There’s been a couple of insiders selling their stock recently, which could be interpreted as a bearish signal. Insider sales can indicate a lack of confidence in the company’s short-term prospects by those with the deepest insights into its operations.
Technical Analysis
As of today, the stock price stands at $18.83, reflecting a 0.75% increase compared to a month ago. This short-term uptick is a positive sign of an improving trend. However, a 20.08% decrease compared to a year ago raises concerns about its longer-term performance.
The current bullish trend is supported by the Simple Moving Average (SMA10), which is at $17.09, higher than the previous SMA10 of $16.90, suggesting potential upward momentum in price movement.
The Relative Strength Index (RSI) stands at 37.1, indicating a neutral condition. An RSI figure close to the mid-point (50) suggests that the stock isn't currently overbought or oversold, which may imply stability in the near term.
Alternative Data Analysis
In terms of job postings and employee sentiment, SentinelOne currently has 214 open positions, with a 9% increase over the past couple of months. This growth in job postings suggests a company expanding and strengthening its workforce, which typically signals a healthy company trajectory.

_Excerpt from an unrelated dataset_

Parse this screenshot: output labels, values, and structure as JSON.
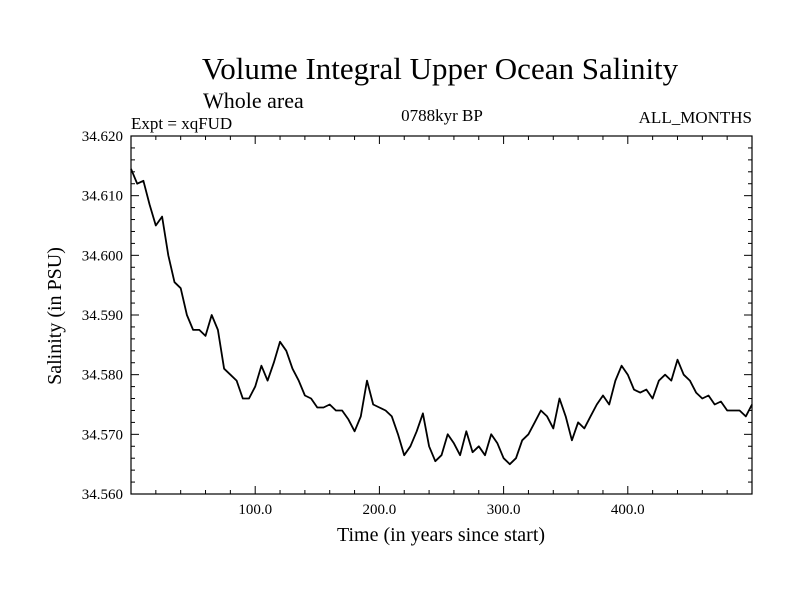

Employee sentiment is favorable, with 83% of employees having a positive outlook on the company's future. This strong internal confidence can correlate with good overall performance and future growth potential.

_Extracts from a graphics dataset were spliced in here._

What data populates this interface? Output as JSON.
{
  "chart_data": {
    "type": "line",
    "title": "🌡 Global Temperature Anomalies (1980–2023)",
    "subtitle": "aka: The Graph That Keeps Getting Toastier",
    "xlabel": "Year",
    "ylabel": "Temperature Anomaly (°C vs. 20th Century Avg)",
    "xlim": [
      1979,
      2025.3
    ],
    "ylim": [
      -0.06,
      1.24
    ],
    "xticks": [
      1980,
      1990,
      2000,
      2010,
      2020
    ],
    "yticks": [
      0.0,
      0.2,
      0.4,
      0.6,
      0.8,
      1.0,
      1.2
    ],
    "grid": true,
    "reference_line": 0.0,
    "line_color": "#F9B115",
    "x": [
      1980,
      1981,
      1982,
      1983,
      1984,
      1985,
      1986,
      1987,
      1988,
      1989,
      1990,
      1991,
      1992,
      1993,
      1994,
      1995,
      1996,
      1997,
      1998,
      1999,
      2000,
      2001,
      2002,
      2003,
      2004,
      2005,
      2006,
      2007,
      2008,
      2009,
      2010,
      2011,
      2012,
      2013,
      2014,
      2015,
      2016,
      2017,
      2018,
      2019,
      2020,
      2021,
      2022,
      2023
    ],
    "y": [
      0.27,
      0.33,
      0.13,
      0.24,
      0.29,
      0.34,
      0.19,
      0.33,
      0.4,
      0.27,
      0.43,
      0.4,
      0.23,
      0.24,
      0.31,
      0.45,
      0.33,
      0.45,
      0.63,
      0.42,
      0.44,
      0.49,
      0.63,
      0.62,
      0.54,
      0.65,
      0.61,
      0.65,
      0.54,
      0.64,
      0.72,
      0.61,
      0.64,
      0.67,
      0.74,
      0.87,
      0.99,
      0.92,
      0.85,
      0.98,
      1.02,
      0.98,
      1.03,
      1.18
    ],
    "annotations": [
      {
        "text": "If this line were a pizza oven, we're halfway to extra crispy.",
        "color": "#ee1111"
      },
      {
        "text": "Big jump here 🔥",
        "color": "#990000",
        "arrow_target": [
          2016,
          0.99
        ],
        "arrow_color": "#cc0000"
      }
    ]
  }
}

When it comes to customer acquisition, SentinelOne had an estimated 610,000 visitors to their webpage, a figure which has increased by 28% in recent months. This surge in traffic points to growing interest and potentially increasing customer numbers.
Despite flat mobile app downloads, SentinelOne’s Instagram and Twitter engagement metrics show positive signs. They have 6,800 followers on Instagram, up by 7% in recent months, and 56,000 Twitter followers, showing steady engagement.
Overall, AltIndex’s AI score for SentinelOne is 72, indicating a buy signal. This score combines fundamental, technical, and alternative data analyses to provide a comprehensive outlook.
Conclusion and Recommendation
In conclusion, SentinelOne demonstrates promising revenue growth and positive employee sentiment, suggesting a potentially robust future. However, the significant decreases in net income and EBITDA are major concerns that investors should consider carefully. Technically, the stock shows short-term bullish signals, and alternative data indicates growing public and customer interest.
Given this mixed picture, a balanced approach is recommended. For risk-tolerant investors, SentinelOne's potential for growth might outweigh immediate concerns. Conversely, risk-averse investors might prefer to wait for more consistent signs of financial and operational improvement before committing to an investment.
Disclaimer: This AI stock analysis, generated by an experimental AI tool, is for informational purposes only and not financial advice. Information is based on publicly available data and may not always be accurate or current.